Critics claim that Christian churches need to put a ban on Easter egg hunts to avoid supporting the slow erasure of the most important day in history or harming Christians’ eternal souls. Is a plastic egg full of candy, however, really that dangerous? Are Christian churches wrong to host Easter egg hunts, and are Christians wrong to support them?
One could argue all day about whether or not Christians should take advantage of the commercial trappings that surround holy days. On one hand, Easter baskets and Christmas presents are a good way to help children who are too young to understand the real meanings of the days feel part of the celebration. Presents and candy are also enjoyable ways for adults to observe the holidays. While it may be good for your soul, most people do not find silent prayer to be a great way to show joy and excitement over Jesus’ birth and resurrection. Special food and an exchange of gifts are more likely to be seen as carrying that excitement.
Easter eggs are certainly part of the commercialization of Easter, but that does not in and of itself make them wrong. They can be a great teaching tool for young children if they are used correctly. Children may not understand why it is so exciting that Jesus rose from the dead, and they are, hopefully, unaware of the sheer violence that filled Jesus’ final hours or the myriad options for the final cause of His death. For those few children who are aware, parents have likely spent most of Lent dealing with incessant nightmares and with good reason. Most adults are unaware of the true horror of a full Roman crucifixion, and it can be enough to turn even the strongest of stomachs.
Easter eggs are a better way to get across the point of Easter than a long lecture on the horrors of ancient Rome. After all, it is much easier for a child to comprehend that Jesus’ resurrection and the world’s resultant salvation is even better than chocolate eggs. Children are in many ways simple creatures. Salvation must be pretty awesome if it is better than a whole basket of candy!

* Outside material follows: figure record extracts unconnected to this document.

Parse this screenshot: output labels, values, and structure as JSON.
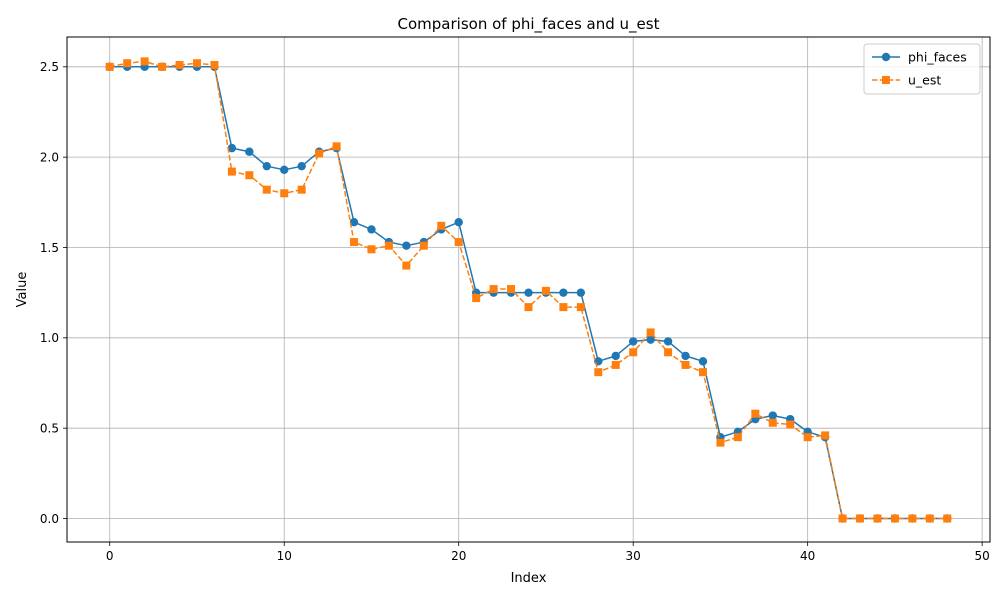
{
  "chart_data": {
    "type": "line",
    "title": "Comparison of phi_faces and u_est",
    "xlabel": "Index",
    "ylabel": "Value",
    "xlim": [
      -2.45,
      50.45
    ],
    "ylim": [
      -0.13,
      2.665
    ],
    "xticks": [
      0,
      10,
      20,
      30,
      40,
      50
    ],
    "yticks": [
      0.0,
      0.5,
      1.0,
      1.5,
      2.0,
      2.5
    ],
    "xtick_labels": [
      "0",
      "10",
      "20",
      "30",
      "40",
      "50"
    ],
    "ytick_labels": [
      "0.0",
      "0.5",
      "1.0",
      "1.5",
      "2.0",
      "2.5"
    ],
    "grid": true,
    "legend_position": "upper right",
    "x": [
      0,
      1,
      2,
      3,
      4,
      5,
      6,
      7,
      8,
      9,
      10,
      11,
      12,
      13,
      14,
      15,
      16,
      17,
      18,
      19,
      20,
      21,
      22,
      23,
      24,
      25,
      26,
      27,
      28,
      29,
      30,
      31,
      32,
      33,
      34,
      35,
      36,
      37,
      38,
      39,
      40,
      41,
      42,
      43,
      44,
      45,
      46,
      47,
      48
    ],
    "series": [
      {
        "name": "phi_faces",
        "color": "#1f77b4",
        "marker": "circle",
        "linestyle": "solid",
        "values": [
          2.5,
          2.5,
          2.5,
          2.5,
          2.5,
          2.5,
          2.5,
          2.05,
          2.03,
          1.95,
          1.93,
          1.95,
          2.03,
          2.05,
          1.64,
          1.6,
          1.53,
          1.51,
          1.53,
          1.6,
          1.64,
          1.25,
          1.25,
          1.25,
          1.25,
          1.25,
          1.25,
          1.25,
          0.87,
          0.9,
          0.98,
          0.99,
          0.98,
          0.9,
          0.87,
          0.45,
          0.48,
          0.55,
          0.57,
          0.55,
          0.48,
          0.45,
          0.0,
          0.0,
          0.0,
          0.0,
          0.0,
          0.0,
          0.0
        ]
      },
      {
        "name": "u_est",
        "color": "#ff7f0e",
        "marker": "square",
        "linestyle": "dashed",
        "values": [
          2.5,
          2.52,
          2.53,
          2.5,
          2.51,
          2.52,
          2.51,
          1.92,
          1.9,
          1.82,
          1.8,
          1.82,
          2.02,
          2.06,
          1.53,
          1.49,
          1.51,
          1.4,
          1.51,
          1.62,
          1.53,
          1.22,
          1.27,
          1.27,
          1.17,
          1.26,
          1.17,
          1.17,
          0.81,
          0.85,
          0.92,
          1.03,
          0.92,
          0.85,
          0.81,
          0.42,
          0.45,
          0.58,
          0.53,
          0.52,
          0.45,
          0.46,
          0.0,
          0.0,
          0.0,
          0.0,
          0.0,
          0.0,
          0.0
        ]
      }
    ]
  }
}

Easter egg hunts also serve to bring people to churches who would not otherwise be willing to set foot on Christian ground. Members of other religions may let their children take part in Easter egg hunts because the affair is not, strictly speaking, Christian. This enables children and adults to converse with those who might have never heard the Gospel or have entirely the wrong perception of Christianity. After all, in many people’s minds, Christianity is all about solemn, serious prayer and sermons filled with fire and brimstone. While lifelong Christians might see the value in both of these things, potential converts are unlikely to be interested in what they see as a religion devoid of fun. Easter egg hunts can help offset that perception by showing that there is joy, light and love in Christianity as well as times of serious reflection and selfless service.
As for the supposedly pagan origins of Easter eggs, this statement shows up every Easter, but no one seems able to point to a specific pagan ritual that gave rise to Easter egg hunts. Eggs have long been a symbol of rebirth and fertility, but this has been true going back into early Judaism. If Christians are meant to avoid anything that has a hint of pagan history in it, they need to stop celebrating Christmas in December since the popular date for Christmas was deliberately placed on top of a Roman-pagan holiday to help persecuted early Christians hide their celebrations. Christians also then need to come up with new names for the days of the week since the English names are based on the names of ancient Norse gods. Thursday is literally “Thor’s day,” and Tuesday is “Tyr’s day.”
Rather than worrying about whether or not an unnamed and forgotten group of pagans may have once gone egg hunting in spring, Christians should be focused on the intentions behind their own churches’ egg hunts. Is the egg hunt meant to focus on the commercialization of Easter and elevate store bought chocolate above the resurrection of Christ? If so, it is time for the church to reevaluate its priorities on the holiest day of the year. If the egg hunt is meant, however, to encourage harmless family fun, children’s positive associations with church and Christian fellowship, let the hunt begin. May the best egg-finder win!